Capítulo 1 — Laura Menezes: Entre Letras e Sonhos

O despertador tocou às 6h30min, emitindo um som suave, quase como uma melodia calma que preenchia o quarto em tons de aconchego. Era como se a manhã dissesse, em sussurros, que o mundo ainda podia ser gentil. Laura Menezes abriu os olhos lentamente, como quem reluta em deixar o mundo dos sonhos. O teto branco do seu quarto parecia mais pálido naquela manhã, como o reflexo exato do seu humor: leve, mas coberto por uma neblina de incerteza.

Ainda deitada, sentiu o frescor da brisa entrar pela janela entreaberta, acompanhada da luz dourada do sol nascente, que projetava sombras delicadas nas paredes e nas cortinas floridas. O canto tímido de um passarinho pousado no parapeito a fez sorrir, mesmo que fosse um sorriso contido. Era nesses pequenos detalhes que Laura buscava motivos para continuar.

Ela suspirou, abraçando o travesseiro, tentando reter um pouco mais daquela paz fugidia antes que o peso do cotidiano a chamasse de volta.

— Só mais cinco minutos... — murmurou, com a voz rouca de sono.

Mas cinco minutos rapidamente se transformariam em trinta, e ela sabia disso. Então, reuniu coragem, afastou o edredom e sentou-se na cama, apoiando os pés no chão frio de madeira. Sentiu um arrepio subir pelas pernas, fazendo-a encolher os ombros. Ela olhou pela janela para a rua que começava a despertar. O vai e vem das pessoas, os carros engatinhando no trânsito leve da manhã e o cheiro irresistível de pão saindo do forno da padaria da esquina — tudo isso era a vida seguindo em frente, com ou sem ela.

“Mais um dia corrido, hein?”, pensou, abraçando os próprios joelhos por um instante antes de se levantar.

No espelho do guarda-roupa, observou sua imagem. Cabelos castanhos bagunçados, olhos claros ainda marcados pelo cansaço, e um semblante sereno, embora levemente triste. Não era tristeza profunda — era algo mais delicado, como uma saudade de algo que ela não sabia nomear.

Caminhou até o banheiro, os pés descalços fazendo barulho suave contra o piso. Ao acionar o chuveiro, esperou alguns segundos até que o vapor preenchesse o ambiente, criando uma névoa úmida e acolhedora. Deixou a água morna escorrer pelos ombros, como se pudesse lavar não só o corpo, mas as dúvidas e cansaços dos últimos meses. E como haviam sido difíceis.

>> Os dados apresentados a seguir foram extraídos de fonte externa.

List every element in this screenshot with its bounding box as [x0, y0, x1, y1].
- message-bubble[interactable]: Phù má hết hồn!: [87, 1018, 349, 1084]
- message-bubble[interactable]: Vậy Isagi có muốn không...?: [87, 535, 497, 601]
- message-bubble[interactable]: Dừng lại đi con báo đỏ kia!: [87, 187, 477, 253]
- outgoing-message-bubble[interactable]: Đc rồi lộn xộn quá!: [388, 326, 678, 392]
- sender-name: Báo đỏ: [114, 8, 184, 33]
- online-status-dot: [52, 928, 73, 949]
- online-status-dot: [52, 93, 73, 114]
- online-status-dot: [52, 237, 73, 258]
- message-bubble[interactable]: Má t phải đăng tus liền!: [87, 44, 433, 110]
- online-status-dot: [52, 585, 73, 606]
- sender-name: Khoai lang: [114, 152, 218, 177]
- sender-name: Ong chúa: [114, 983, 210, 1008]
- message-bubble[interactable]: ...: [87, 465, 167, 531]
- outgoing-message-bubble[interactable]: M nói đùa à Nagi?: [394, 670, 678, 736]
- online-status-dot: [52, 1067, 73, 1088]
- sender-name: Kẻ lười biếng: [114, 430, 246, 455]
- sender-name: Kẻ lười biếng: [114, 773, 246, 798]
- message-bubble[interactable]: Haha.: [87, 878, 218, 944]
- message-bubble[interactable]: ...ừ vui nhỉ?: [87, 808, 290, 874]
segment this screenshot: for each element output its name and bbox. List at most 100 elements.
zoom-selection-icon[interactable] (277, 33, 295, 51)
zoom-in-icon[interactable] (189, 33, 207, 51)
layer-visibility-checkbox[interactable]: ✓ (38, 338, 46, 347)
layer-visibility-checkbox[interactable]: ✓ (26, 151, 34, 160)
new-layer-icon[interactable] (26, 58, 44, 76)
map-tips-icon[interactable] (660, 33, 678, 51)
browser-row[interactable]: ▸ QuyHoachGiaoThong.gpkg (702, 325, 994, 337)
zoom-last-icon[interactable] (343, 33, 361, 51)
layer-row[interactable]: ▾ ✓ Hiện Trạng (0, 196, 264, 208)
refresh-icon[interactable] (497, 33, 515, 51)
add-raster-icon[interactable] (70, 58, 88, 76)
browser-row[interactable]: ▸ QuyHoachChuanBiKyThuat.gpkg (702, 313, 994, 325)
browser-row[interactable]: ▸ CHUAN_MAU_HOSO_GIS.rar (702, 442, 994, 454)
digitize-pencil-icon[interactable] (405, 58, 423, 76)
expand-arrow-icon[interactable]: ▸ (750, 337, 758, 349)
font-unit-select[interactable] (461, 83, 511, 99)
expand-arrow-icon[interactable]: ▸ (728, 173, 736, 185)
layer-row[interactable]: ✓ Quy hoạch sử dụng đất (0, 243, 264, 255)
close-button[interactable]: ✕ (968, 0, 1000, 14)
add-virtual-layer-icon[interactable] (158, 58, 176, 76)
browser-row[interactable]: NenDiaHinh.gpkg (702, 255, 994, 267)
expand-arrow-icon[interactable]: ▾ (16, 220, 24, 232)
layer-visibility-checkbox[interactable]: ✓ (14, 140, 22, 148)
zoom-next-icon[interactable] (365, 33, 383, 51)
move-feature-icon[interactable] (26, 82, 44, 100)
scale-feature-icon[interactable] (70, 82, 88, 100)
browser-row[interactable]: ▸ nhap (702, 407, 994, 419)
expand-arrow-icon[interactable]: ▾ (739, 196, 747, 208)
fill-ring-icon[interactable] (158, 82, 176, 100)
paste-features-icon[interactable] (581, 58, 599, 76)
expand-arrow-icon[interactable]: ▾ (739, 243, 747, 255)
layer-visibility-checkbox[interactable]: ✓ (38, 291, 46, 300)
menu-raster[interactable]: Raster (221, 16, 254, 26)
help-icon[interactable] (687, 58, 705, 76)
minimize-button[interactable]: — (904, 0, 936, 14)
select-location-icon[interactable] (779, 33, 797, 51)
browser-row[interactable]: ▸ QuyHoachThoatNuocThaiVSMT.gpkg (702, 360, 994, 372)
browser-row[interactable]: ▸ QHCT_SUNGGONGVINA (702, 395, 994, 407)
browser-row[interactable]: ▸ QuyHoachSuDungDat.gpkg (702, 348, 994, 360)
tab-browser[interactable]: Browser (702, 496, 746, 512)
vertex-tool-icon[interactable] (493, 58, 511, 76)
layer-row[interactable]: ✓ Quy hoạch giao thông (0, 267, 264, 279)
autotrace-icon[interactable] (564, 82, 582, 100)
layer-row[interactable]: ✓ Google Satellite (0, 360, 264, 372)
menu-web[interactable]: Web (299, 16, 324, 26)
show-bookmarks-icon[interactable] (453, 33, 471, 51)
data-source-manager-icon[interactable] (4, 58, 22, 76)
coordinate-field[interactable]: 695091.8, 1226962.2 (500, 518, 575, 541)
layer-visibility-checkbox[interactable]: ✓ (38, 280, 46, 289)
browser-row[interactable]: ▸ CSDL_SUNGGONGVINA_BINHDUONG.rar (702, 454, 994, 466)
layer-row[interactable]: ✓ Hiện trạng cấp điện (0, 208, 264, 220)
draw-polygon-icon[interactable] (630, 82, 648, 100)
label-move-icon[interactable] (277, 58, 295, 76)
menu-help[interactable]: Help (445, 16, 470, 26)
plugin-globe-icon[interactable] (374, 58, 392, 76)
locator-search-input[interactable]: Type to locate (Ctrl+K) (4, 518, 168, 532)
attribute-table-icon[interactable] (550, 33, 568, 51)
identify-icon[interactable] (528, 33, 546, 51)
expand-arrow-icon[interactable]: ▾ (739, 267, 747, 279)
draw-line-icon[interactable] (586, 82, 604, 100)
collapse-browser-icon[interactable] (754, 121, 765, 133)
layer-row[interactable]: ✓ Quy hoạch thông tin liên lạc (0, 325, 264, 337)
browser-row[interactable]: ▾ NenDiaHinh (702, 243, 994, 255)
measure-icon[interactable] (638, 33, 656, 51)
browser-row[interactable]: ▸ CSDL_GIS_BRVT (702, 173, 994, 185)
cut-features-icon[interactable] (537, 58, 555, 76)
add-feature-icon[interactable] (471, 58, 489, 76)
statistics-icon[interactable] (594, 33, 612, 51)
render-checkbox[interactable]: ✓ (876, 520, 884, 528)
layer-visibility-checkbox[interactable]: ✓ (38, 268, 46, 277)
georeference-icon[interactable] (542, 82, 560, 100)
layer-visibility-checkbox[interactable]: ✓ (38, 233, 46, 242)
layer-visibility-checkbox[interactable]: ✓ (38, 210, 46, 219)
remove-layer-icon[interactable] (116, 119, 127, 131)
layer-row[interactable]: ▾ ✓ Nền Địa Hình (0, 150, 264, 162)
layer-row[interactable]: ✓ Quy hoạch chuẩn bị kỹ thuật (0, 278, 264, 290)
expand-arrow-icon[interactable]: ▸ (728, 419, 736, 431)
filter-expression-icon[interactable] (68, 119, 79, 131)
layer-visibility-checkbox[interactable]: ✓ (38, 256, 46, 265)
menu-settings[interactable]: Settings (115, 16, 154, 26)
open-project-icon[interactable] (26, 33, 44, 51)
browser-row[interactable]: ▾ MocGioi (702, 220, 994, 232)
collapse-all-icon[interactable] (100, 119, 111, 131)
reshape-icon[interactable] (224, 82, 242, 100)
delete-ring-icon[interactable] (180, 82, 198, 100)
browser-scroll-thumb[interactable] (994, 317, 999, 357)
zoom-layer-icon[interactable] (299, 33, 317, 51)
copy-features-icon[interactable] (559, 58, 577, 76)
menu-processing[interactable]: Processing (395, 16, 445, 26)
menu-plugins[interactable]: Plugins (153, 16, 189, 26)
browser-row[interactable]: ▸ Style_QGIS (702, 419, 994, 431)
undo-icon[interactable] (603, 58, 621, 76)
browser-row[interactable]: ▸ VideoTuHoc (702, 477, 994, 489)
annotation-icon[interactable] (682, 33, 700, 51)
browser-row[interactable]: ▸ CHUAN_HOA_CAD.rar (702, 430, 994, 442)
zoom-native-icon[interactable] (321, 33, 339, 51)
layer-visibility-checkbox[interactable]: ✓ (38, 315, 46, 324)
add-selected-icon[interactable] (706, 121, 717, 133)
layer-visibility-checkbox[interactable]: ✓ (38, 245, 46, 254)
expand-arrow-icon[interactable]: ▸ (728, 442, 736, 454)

Enquanto ensaboava os cabelos, seus pensamentos voltaram-se à sua maior paixão: a escrita. Trabalhar na revista cultural VivaCidade era uma conquista pela qual lutara com unhas e dentes. Era ali que ela encontrava refúgio, traduzindo em palavras o que os outros sentiam, mas não sabiam dizer. Mesmo que, no fundo, nem sempre conseguisse escrever sobre si mesma.

— Hoje vai ser um bom dia. Vai sim. — repetiu como um mantra, enquanto desligava o chuveiro.

De volta ao quarto, escolheu sua blusa azul clara favorita, aquela que realçava o brilho de seus olhos. Vestiu uma calça jeans confortável, prendeu o cabelo ainda úmido em um coque simples e ajeitou a bolsa sobre o ombro. Antes de sair, parou mais uma vez diante do espelho do corredor.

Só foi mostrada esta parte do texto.